Airbnb wants to improve the user experience by encouraging its hosts to “do that little bit extra” and organise personalised trips in cities.
Speaking at BITE LIVE by creativebrief event yesterday (9 November), Airbnb admitted it is a challenge for the brand to make a “human to human” connection due to its digital foundations.
As a result, it is now hoping to put a bigger focus on its hosts so it can control the user experience more closely.
“It is a challenge as we can’t dictate what your experience is going to be like – it’s up to the host. All we can do is empower our community to make it the best it possibly can be,” the brand’s UK marketing manager Ben Kendall said.
“We want to start owning the end-to-end travelling experience, and want to enable travel trips in cities. For example, someone could arrive in London and their host will take them on a fashion tour around boutiques in East London. That’s the next thing – we want to enable the hosts to do that little bit extra.”
That human touch has been key in helping Airbnb expand, particularly in European markets such as Berlin where it initially struggled.
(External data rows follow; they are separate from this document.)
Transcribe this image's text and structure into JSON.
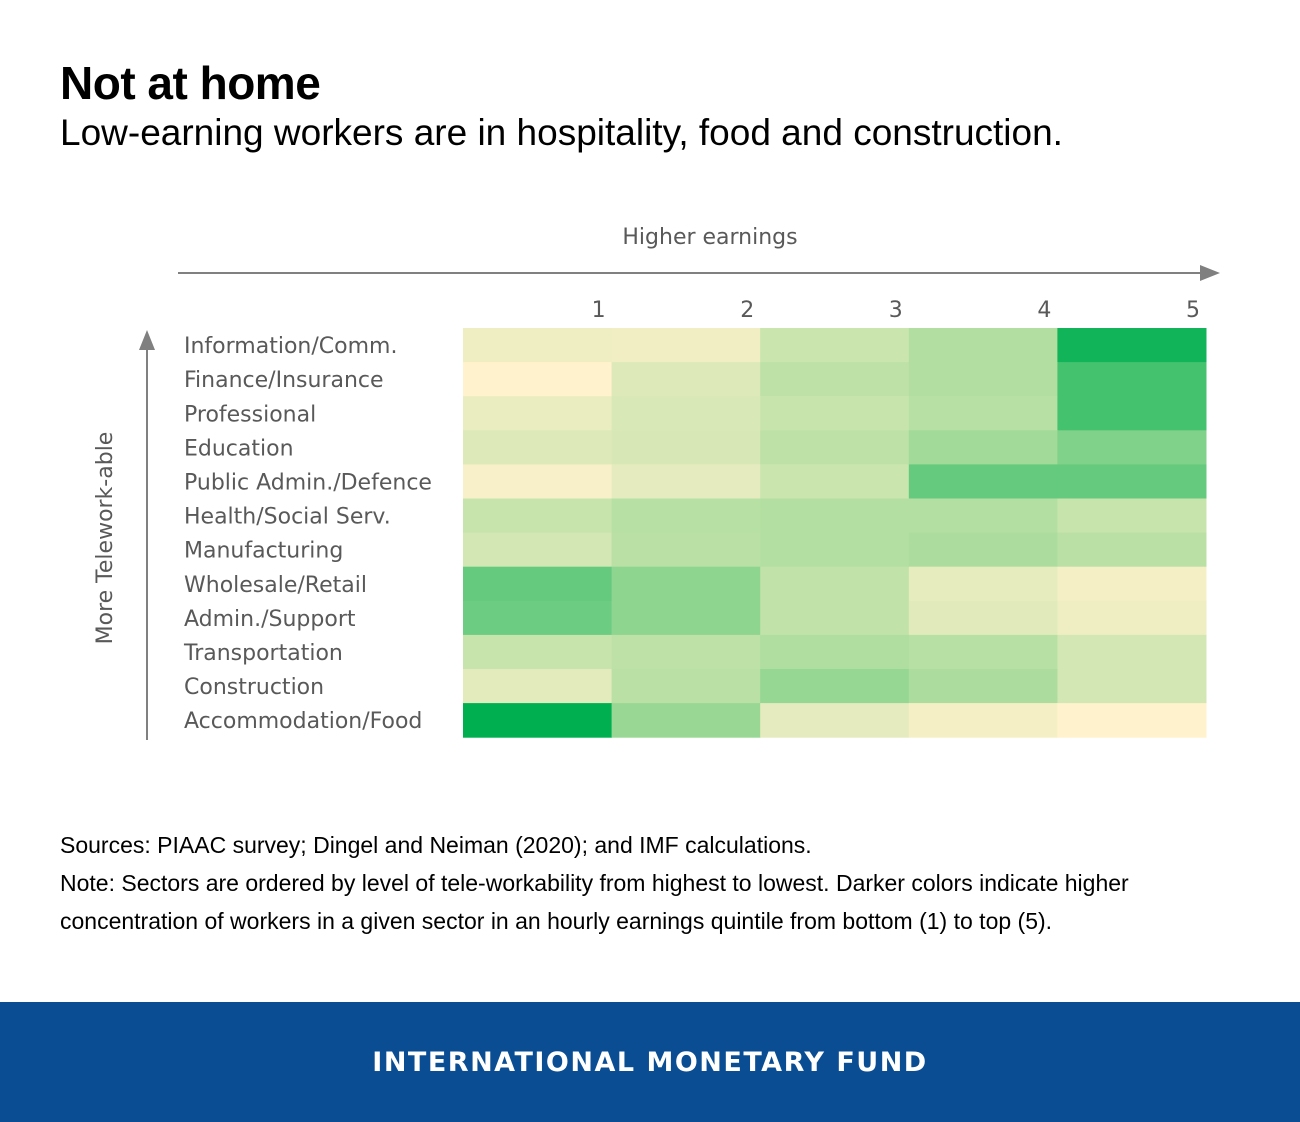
{
  "header": {
    "title": "Not at home",
    "subtitle": "Low-earning workers are in hospitality, food and construction."
  },
  "chart_data": {
    "type": "heatmap",
    "x_axis_title": "Higher earnings",
    "y_axis_title": "More Telework-able",
    "columns": [
      "1",
      "2",
      "3",
      "4",
      "5"
    ],
    "rows": [
      "Information/Comm.",
      "Finance/Insurance",
      "Professional",
      "Education",
      "Public Admin./Defence",
      "Health/Social Serv.",
      "Manufacturing",
      "Wholesale/Retail",
      "Admin./Support",
      "Transportation",
      "Construction",
      "Accommodation/Food"
    ],
    "scale_note": "relative concentration: 0 = lightest (cream), 1 = darkest green",
    "values": [
      [
        0.1,
        0.08,
        0.3,
        0.45,
        0.95
      ],
      [
        0.0,
        0.2,
        0.38,
        0.45,
        0.8
      ],
      [
        0.12,
        0.22,
        0.32,
        0.42,
        0.8
      ],
      [
        0.2,
        0.23,
        0.38,
        0.52,
        0.62
      ],
      [
        0.04,
        0.15,
        0.3,
        0.7,
        0.7
      ],
      [
        0.32,
        0.42,
        0.44,
        0.44,
        0.32
      ],
      [
        0.26,
        0.4,
        0.44,
        0.48,
        0.4
      ],
      [
        0.7,
        0.58,
        0.36,
        0.14,
        0.06
      ],
      [
        0.68,
        0.58,
        0.36,
        0.18,
        0.1
      ],
      [
        0.32,
        0.38,
        0.46,
        0.42,
        0.26
      ],
      [
        0.16,
        0.4,
        0.56,
        0.48,
        0.26
      ],
      [
        1.0,
        0.55,
        0.15,
        0.06,
        0.0
      ]
    ],
    "colors": {
      "low": "#fff2cc",
      "mid": "#a9dc9c",
      "high": "#00b050",
      "axis": "#808080",
      "label": "#595959"
    }
  },
  "notes": {
    "sources": "Sources: PIAAC survey; Dingel and Neiman (2020); and IMF calculations.",
    "note": "Note: Sectors are ordered by level of tele-workability from highest to lowest. Darker colors indicate higher concentration of workers in a given sector in an hourly earnings quintile from bottom (1) to top (5)."
  },
  "footer": {
    "org": "INTERNATIONAL MONETARY FUND",
    "color": "#0a4d93"
  }
}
Kendall explained that the “cynical” German market “didn’t get” Airbnb, which is why it had to use new marketing tactics to fit into the local scene.
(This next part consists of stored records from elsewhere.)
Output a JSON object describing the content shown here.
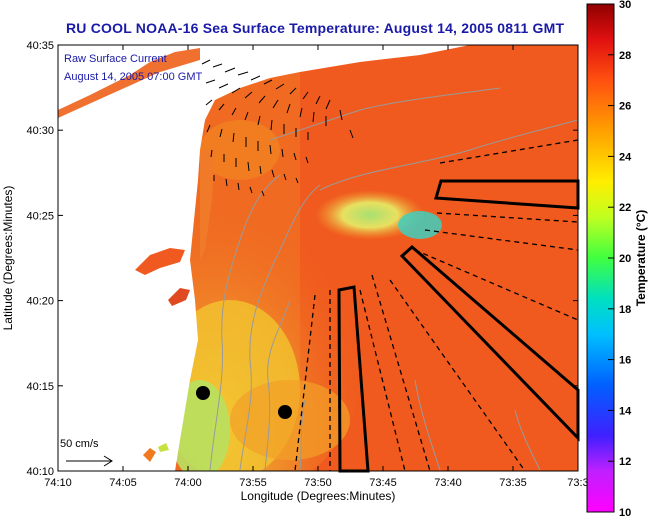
{
  "title": "RU COOL  NOAA-16  Sea Surface Temperature:  August 14, 2005 0811 GMT",
  "legend": {
    "line1": "Raw Surface Current",
    "line2": "August 14, 2005 07:00 GMT",
    "scale_label": "50 cm/s"
  },
  "axes": {
    "xlabel": "Longitude (Degrees:Minutes)",
    "ylabel": "Latitude (Degrees:Minutes)",
    "x_ticks": [
      "74:10",
      "74:05",
      "74:00",
      "73:55",
      "73:50",
      "73:45",
      "73:40",
      "73:35",
      "73:3"
    ],
    "y_ticks": [
      "40:35",
      "40:30",
      "40:25",
      "40:20",
      "40:15",
      "40:10"
    ]
  },
  "colorbar": {
    "label": "Temperature (°C)",
    "ticks": [
      "30",
      "28",
      "26",
      "24",
      "22",
      "20",
      "18",
      "16",
      "14",
      "12",
      "10"
    ],
    "min": 10,
    "max": 30
  },
  "colors": {
    "title": "#1a1aa8",
    "sst_warm": "#f05a1e",
    "sst_cool": "#f0d020",
    "land": "#ffffff"
  }
}
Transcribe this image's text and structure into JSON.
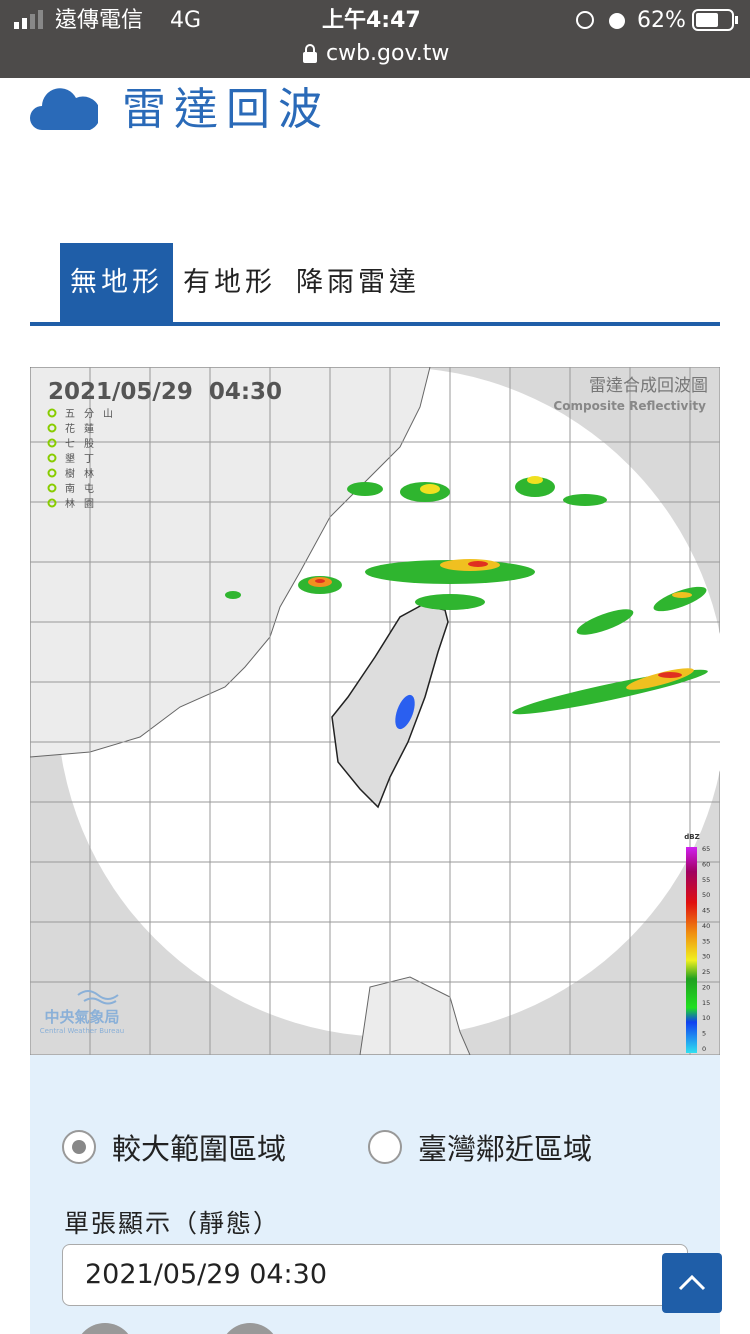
{
  "status_bar": {
    "carrier": "遠傳電信",
    "network": "4G",
    "time": "上午4:47",
    "battery": "62%",
    "url": "cwb.gov.tw"
  },
  "header": {
    "title": "雷達回波"
  },
  "tabs": [
    {
      "label": "無地形",
      "active": true
    },
    {
      "label": "有地形",
      "active": false
    },
    {
      "label": "降雨雷達",
      "active": false
    }
  ],
  "radar": {
    "timestamp": "2021/05/29  04:30",
    "title": "雷達合成回波圖",
    "subtitle": "Composite Reflectivity",
    "stations": [
      "五分山",
      "花蓮",
      "七股",
      "墾丁",
      "樹林",
      "南屯",
      "林園"
    ],
    "legend_unit": "dBZ",
    "legend_values": [
      65,
      60,
      55,
      50,
      45,
      40,
      35,
      30,
      25,
      20,
      15,
      10,
      5,
      0
    ],
    "agency": "中央氣象局",
    "agency_en": "Central Weather Bureau"
  },
  "controls": {
    "options": [
      {
        "label": "較大範圍區域",
        "selected": true
      },
      {
        "label": "臺灣鄰近區域",
        "selected": false
      }
    ],
    "mode_label": "單張顯示（靜態）",
    "select_value": "2021/05/29 04:30"
  }
}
As a result, the brand launched an experiential campaign in co-operation with marketing agency Amplify that allowed German locals to “step into the Airbnb world”. It organised numerous open houses and worked with artists and influencers to introduce more people to the brand by pushing content out on their own channels.
“It can’t just be about physical experiences, we wanted the campaign to live on digitally after the event. This campaign came to exist because of big issues and obstacles, but what it also brought to life was that we had to connect people properly with cultural scenes and references. You can’t just be lazy in marketing,” he said.
Not all innovation requires tech
Also speaking at the event was The Big Issue’s managing director Russell Blackman, who argued that not all innovation requires a high-spec piece of technology.
The brand, which aims to tackle the cycle of homelessness through selling magazines, decided to branch out a year ago by launching its own ‘Change Please’ coffee brand in partnership with FCB Inferno.
The coffee brand helps house homeless individuals in temporary accommodation and train them as baristas to sell premium coffee from custom-made coffee vans. They are paid the London living wage as they gain the skills and experience needed to enter the mainstream workforce. Any profit is re-invested into the programme to train a new cycle of baristas.
The move came after Blackman said The Big Issue “needed to reconnect with British audiences”.
And in the 12 months since Change Please launched, it has set up eight carts around London and taken 20 people off the street and put them in stable employment and accommodation. Blackman also said the initiative led to a bigger “halo effect” around the brand, with magazine sales up 8%.
He concluded: “The initiative has put The Big Issue brand in a new and on-trend context. There are now plans to graduate people to more traditional coffee chains, but there are also plans to open up [our own] retail stores.”